От дверей покатился звонкий хохот – в комнату вошла Мелани.
– Ох, никогда ничего смешнее не видела. Ленар, это мои бабушка, тетя и сводная сестра. У бабушки глаукома, она тебя не видит, остальные, думаю, насладились представлением.
– Юноша прекрасно сложен, – раздался от стола громкий голос. – Ковшик, пожалуйста, поставьте на место…
– Тетя кричит, потому что плохо слышит, – сказала Мелани, – а сестра Янина не умеет говорить. Она пишет записки и иногда рисует картинки, довольно остроумные. Пойдем, Ленар.
Она помахала женщинам рукой и повела меня обратно в свою спальню, где я тут же уснул в кипучей белизне простыней и лунного света, среди запаха роз, полыни и Мелани.
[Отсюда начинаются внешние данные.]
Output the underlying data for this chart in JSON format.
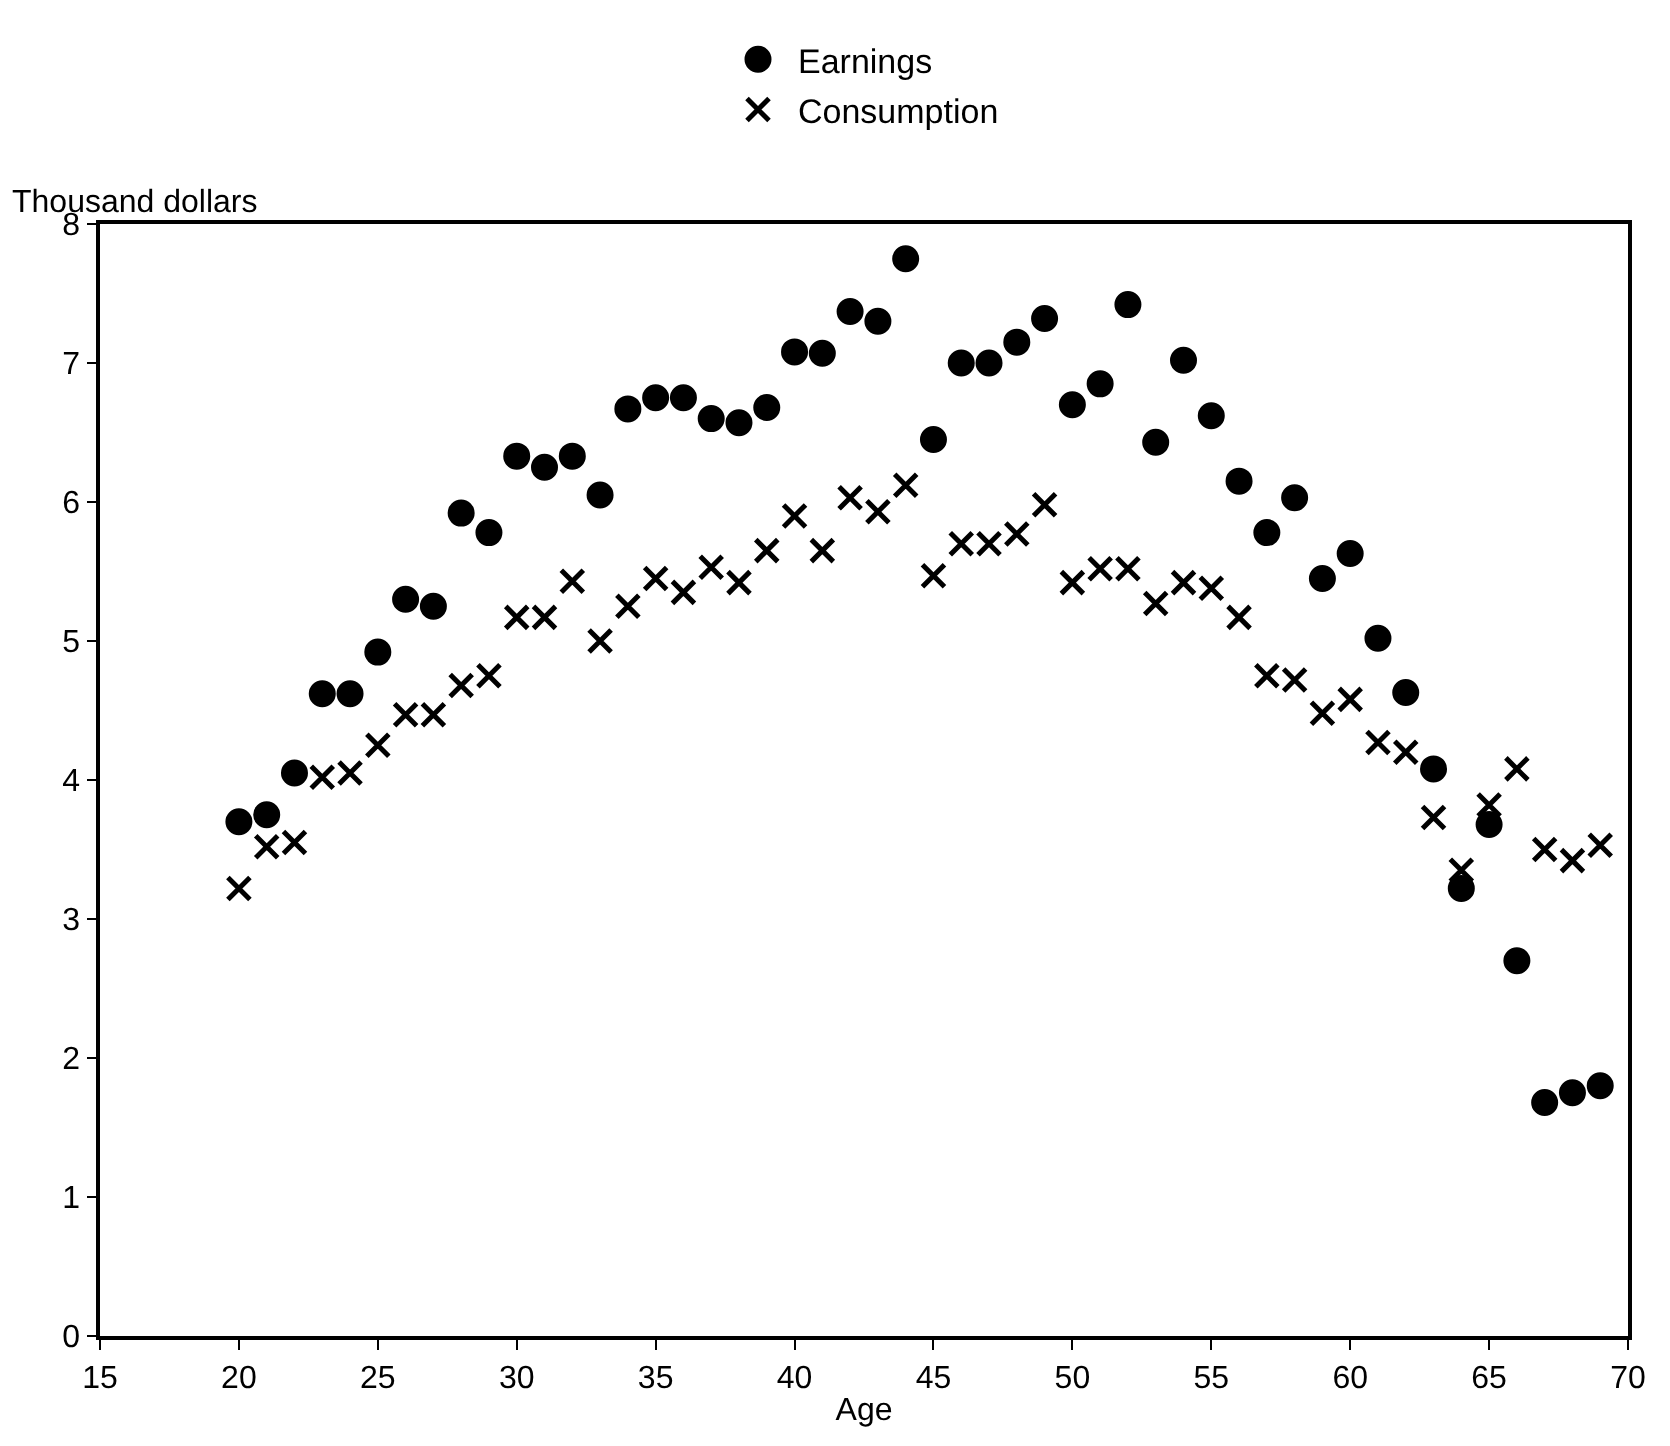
{
  "chart_data": {
    "type": "scatter",
    "xlabel": "Age",
    "ylabel": "Thousand dollars",
    "x": [
      20,
      21,
      22,
      23,
      24,
      25,
      26,
      27,
      28,
      29,
      30,
      31,
      32,
      33,
      34,
      35,
      36,
      37,
      38,
      39,
      40,
      41,
      42,
      43,
      44,
      45,
      46,
      47,
      48,
      49,
      50,
      51,
      52,
      53,
      54,
      55,
      56,
      57,
      58,
      59,
      60,
      61,
      62,
      63,
      64,
      65,
      66,
      67,
      68,
      69
    ],
    "series": [
      {
        "name": "Earnings",
        "color": "#000000",
        "marker": "circle",
        "values": [
          3.7,
          3.75,
          4.05,
          4.62,
          4.62,
          4.92,
          5.3,
          5.25,
          5.92,
          5.78,
          6.33,
          6.25,
          6.33,
          6.05,
          6.67,
          6.75,
          6.75,
          6.6,
          6.57,
          6.68,
          7.08,
          7.07,
          7.37,
          7.3,
          7.75,
          6.45,
          7.0,
          7.0,
          7.15,
          7.32,
          6.7,
          6.85,
          7.42,
          6.43,
          7.02,
          6.62,
          6.15,
          5.78,
          6.03,
          5.45,
          5.63,
          5.02,
          4.63,
          4.08,
          3.22,
          3.68,
          2.7,
          1.68,
          1.75,
          1.8
        ]
      },
      {
        "name": "Consumption",
        "color": "#000000",
        "marker": "cross",
        "values": [
          3.22,
          3.52,
          3.55,
          4.02,
          4.05,
          4.25,
          4.47,
          4.47,
          4.68,
          4.75,
          5.17,
          5.17,
          5.43,
          5.0,
          5.25,
          5.45,
          5.35,
          5.53,
          5.42,
          5.65,
          5.9,
          5.65,
          6.03,
          5.93,
          6.12,
          5.47,
          5.7,
          5.7,
          5.77,
          5.98,
          5.42,
          5.52,
          5.52,
          5.27,
          5.42,
          5.38,
          5.17,
          4.75,
          4.72,
          4.48,
          4.58,
          4.27,
          4.2,
          3.73,
          3.35,
          3.82,
          4.08,
          3.5,
          3.42,
          3.53
        ]
      }
    ],
    "xlim": [
      15,
      70
    ],
    "xticks": [
      15,
      20,
      25,
      30,
      35,
      40,
      45,
      50,
      55,
      60,
      65,
      70
    ],
    "ylim": [
      0,
      8
    ],
    "yticks": [
      0,
      1,
      2,
      3,
      4,
      5,
      6,
      7,
      8
    ],
    "legend": "top"
  }
}
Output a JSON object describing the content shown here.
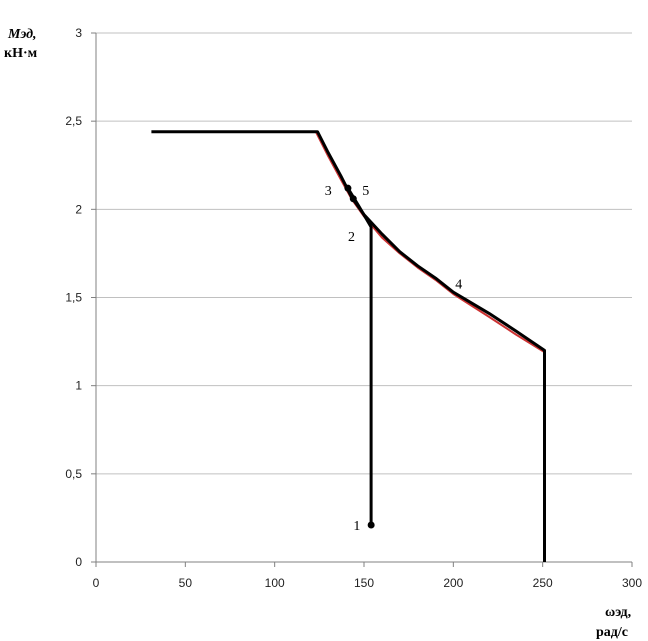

Во сне я поднимался по узкой тропинке к Дому-На- Утесе. Внизу лежала долина, город спал в теплой утренней дымке, над морем кричали чайки. Я не хотел идти, хотел помчаться с холма вниз, ноги делались все тяжелее, но я продолжал их передвигать. Заскрипели кованые ворота, зашептали мертвые деревья, их листья были из человеческой кожи. Против воли я толкнул дубовую дверь и вошел в низкую кухню, где за столом ждали меня три женщины в черном. Их лица были смуглы и недобры. Я поклонился, подошел и лег на стол перед ними, как к полевому хирургу под Ялаймом, он тогда дал мне глоток макового рома и вырезал из бедра кусок шрапнели размером с палец. Я лежал на этом столе, как и на том, нагой и дрожащий, не зная, что меня ждет. Слепая старуха склонилась над моим лицом и посмотрела мне прямо в глаза своими бельмами, глухая приложила ухо к груди и послушала, цокая и присвистывая.
– Подойдешь, – сказала немая сипло, засунула мне в грудь длинный костлявый палец и пошевелила им внутри. – Будешь хорошим якорем. Славный мальчик.